Those all fit into a single quadratic, auto-correlated model.
$$ x_0 = a \\ x_i = b i^2 + c x_{i-1} + d i + e $$
The sequences can be curve fitted producing a set of $n$ perfect fits of the form $(a, b, c, d, e)$ given the above model. A rules engine given the correct parameterized rules can produce the most desirable verbal description from among the $n$ fits in the set. The rules can also be prioritized by a simple feed forward network trained to simulate the most natural selection of string descriptions from any set of fits where $n > 1$.

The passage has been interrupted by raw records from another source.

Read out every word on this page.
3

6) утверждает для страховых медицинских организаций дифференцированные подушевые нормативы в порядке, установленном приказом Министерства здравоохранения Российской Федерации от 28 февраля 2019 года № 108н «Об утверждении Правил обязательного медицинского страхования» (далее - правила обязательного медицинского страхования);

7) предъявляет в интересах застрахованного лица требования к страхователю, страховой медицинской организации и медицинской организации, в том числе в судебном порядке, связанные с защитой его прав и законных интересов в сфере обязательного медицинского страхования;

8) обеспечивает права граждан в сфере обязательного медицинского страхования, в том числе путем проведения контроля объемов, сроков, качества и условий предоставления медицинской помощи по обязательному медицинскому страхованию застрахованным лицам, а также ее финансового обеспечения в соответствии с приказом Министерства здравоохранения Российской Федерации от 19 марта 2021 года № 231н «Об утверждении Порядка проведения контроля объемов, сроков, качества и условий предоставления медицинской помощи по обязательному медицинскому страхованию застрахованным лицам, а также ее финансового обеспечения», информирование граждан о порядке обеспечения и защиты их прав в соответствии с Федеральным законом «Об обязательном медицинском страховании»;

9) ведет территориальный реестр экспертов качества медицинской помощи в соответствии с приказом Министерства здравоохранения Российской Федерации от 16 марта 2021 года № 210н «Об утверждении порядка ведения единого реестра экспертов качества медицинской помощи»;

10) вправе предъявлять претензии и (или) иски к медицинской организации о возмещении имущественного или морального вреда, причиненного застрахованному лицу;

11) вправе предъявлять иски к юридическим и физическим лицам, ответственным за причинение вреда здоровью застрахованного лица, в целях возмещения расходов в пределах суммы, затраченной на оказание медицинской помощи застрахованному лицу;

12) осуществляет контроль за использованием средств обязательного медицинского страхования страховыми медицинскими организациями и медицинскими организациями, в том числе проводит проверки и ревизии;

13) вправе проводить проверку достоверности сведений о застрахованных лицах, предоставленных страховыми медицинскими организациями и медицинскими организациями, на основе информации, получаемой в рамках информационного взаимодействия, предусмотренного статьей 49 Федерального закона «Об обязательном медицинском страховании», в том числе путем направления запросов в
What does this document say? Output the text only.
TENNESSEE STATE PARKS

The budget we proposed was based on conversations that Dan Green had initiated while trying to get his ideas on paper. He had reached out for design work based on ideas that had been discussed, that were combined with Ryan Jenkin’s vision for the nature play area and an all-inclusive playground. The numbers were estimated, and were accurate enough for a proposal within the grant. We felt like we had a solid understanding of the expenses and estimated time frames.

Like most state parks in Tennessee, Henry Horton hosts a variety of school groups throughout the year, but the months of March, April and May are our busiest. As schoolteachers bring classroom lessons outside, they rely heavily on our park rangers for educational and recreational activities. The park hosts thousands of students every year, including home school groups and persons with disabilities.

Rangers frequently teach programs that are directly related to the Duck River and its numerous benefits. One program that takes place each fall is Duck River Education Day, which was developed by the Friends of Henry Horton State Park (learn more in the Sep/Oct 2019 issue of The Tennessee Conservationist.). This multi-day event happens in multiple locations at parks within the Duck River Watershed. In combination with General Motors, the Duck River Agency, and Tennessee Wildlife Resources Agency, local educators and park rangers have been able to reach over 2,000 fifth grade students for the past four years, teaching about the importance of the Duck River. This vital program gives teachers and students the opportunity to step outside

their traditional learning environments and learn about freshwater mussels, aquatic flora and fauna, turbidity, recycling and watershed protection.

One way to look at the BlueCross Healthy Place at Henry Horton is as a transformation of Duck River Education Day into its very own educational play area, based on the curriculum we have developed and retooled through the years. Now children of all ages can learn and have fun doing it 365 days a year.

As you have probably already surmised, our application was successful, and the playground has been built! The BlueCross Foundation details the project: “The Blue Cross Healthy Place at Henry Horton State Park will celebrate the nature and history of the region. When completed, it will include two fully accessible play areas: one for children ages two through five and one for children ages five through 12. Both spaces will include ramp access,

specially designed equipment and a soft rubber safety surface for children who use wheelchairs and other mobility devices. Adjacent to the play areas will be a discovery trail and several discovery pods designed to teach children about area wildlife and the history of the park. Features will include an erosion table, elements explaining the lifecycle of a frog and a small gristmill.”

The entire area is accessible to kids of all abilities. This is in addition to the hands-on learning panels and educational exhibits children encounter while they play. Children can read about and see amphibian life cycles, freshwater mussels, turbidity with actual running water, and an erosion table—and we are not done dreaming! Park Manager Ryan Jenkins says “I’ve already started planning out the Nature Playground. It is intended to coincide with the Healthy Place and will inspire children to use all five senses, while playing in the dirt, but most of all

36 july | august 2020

This will work well for the examples in the question and many more, however, if the sequence $\{1, 4, 1, 5, 9\}$ is fed into the system, it will produce some weird description based on the quadratic, auto-correlated model it was given rather than, "digits of $\pi$ to the right of the decimal place."
The only way to produce the most common response a university freshman math student would produce would be to extend the boundaries of AI engineering first. For example, once an AI system is developed that can handle natural language and cognition like a child, several of them can be separately trained in a simulation of primary and secondary school mathematics. The median response for each sequence given to the class of AI students (class made up of artificial students studying math, not class of humans studying AI) will then be a reasonable prediction of what human university freshmen would produce as a median response.